A long-term vision is to develop algorithms that automatically, and in a query-driven manner, retrieve materials from the Web and compose comprehensive articles that are akin to Wikipedia articles. Especially for information needs, where the user has very little prior knowledge, the web search paradigm of ten blue hyperlinks is not sufficient. Instead, the goal is to recycle Web materials with the help of Knowledge graphs to produce a comprehensive overview. While natural language generation methods like GPT-3 dominate the news, a deeper question is how to identify relevant content, what concepts are important to discuss, and how identify and organize relevant subtopics.  I will present the latest findings on the way towards developing retrieve-extract-and-generate information systems. 

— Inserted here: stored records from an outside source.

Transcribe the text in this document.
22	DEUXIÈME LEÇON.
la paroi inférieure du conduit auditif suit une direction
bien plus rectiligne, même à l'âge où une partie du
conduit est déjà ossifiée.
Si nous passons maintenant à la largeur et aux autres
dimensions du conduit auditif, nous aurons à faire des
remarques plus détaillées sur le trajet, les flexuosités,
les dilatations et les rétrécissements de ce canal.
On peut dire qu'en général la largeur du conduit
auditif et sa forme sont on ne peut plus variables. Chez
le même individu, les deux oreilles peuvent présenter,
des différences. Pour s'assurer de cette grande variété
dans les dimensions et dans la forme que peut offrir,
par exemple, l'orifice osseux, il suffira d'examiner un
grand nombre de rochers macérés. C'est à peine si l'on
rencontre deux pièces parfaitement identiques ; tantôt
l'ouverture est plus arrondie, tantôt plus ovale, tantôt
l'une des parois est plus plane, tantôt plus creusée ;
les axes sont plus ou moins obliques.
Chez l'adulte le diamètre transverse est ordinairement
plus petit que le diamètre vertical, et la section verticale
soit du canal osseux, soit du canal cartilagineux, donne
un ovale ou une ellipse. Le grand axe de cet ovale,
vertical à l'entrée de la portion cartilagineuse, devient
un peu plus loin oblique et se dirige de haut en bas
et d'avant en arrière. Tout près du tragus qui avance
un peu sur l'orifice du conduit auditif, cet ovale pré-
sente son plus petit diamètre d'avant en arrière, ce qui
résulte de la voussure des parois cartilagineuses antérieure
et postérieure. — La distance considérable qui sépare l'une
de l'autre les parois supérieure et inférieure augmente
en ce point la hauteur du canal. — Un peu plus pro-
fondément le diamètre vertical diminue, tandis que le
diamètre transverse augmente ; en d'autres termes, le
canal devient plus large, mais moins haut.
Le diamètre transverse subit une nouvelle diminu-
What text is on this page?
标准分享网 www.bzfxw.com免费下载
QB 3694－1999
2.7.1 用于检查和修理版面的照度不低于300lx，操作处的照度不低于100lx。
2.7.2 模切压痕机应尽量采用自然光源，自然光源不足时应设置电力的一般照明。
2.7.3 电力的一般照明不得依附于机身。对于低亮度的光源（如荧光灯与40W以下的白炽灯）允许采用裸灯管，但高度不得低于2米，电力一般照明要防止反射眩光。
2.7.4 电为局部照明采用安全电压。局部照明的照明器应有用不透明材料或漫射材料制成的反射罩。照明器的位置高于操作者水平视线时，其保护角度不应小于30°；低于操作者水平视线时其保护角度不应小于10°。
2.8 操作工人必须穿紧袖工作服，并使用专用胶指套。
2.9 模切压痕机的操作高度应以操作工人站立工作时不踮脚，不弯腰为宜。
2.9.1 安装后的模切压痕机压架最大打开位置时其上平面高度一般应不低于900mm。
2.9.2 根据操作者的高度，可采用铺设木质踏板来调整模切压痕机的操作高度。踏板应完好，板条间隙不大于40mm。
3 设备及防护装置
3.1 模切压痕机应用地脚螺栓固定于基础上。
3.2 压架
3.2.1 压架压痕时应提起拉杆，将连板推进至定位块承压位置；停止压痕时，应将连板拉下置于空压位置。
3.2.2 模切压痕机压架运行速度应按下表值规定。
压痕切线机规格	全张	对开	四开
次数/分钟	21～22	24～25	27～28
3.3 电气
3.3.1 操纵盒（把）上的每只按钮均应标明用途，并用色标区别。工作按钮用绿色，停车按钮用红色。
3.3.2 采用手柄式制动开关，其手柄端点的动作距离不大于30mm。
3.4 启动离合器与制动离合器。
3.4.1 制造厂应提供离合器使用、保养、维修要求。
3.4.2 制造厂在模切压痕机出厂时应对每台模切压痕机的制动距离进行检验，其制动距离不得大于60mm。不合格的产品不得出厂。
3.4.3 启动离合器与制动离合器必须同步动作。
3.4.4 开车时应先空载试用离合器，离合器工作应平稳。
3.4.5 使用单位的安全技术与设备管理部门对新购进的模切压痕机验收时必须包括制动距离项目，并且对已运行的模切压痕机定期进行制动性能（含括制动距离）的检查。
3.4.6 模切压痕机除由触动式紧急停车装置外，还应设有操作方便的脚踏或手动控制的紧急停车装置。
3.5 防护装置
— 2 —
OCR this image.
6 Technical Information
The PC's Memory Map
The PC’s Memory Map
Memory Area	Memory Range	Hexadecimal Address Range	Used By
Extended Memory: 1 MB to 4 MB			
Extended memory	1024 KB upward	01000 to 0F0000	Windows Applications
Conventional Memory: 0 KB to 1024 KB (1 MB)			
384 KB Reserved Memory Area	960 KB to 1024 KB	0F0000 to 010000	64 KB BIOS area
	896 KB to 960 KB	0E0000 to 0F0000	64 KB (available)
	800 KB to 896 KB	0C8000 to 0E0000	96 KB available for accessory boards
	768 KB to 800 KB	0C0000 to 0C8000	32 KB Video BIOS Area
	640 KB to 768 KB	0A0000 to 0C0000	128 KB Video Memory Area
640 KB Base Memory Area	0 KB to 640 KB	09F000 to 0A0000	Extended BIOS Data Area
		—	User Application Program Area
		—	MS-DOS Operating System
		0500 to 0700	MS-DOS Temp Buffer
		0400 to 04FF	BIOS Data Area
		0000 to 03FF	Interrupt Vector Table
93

Michael A. Bender, Stony Brook University

Michael A. Bender is the David R. Smith Leading Scholar of Computer Science at Stony Brook University. His research interests span the areas of data structures and algorithms, I/O-efficient computing, parallel computing, and scheduling. He has coauthored over 150  articles on these and other topics.  He has won several awards, including an R&D 100 Award, a Test-of-Time award, two Best Paper Awards, and five awards for graduate and undergraduate teaching.

Bender was Founder and Chief Scientist at Tokutek, Inc, an enterprise database company, which was acquired by Percona in 2015.  He has held Visiting Scientist positions at both MIT and King’s College London.

Bender received his B.A. in Applied Mathematics from Harvard University in 1992 and obtained a D.E.A. in Computer Science from the Ecole Normale Superieure de Lyon, France in 1993. He completed a Ph.D. on Scheduling Algorithms from Harvard University in 1998.

KEYNOTE TALK – October 14

Filters

A Bloom filter maintains a compact, probabilistic representation of a set S of keys from a universe U. The price of being small is that there is a (bounded) probability of false positives. This talk reviews alternative filter designs, focusing on quotient and cuckoo filters. These newer filters are faster, more space efficient, and support a broader range of operations. We focus on both the theoretical and engineering issues that arise.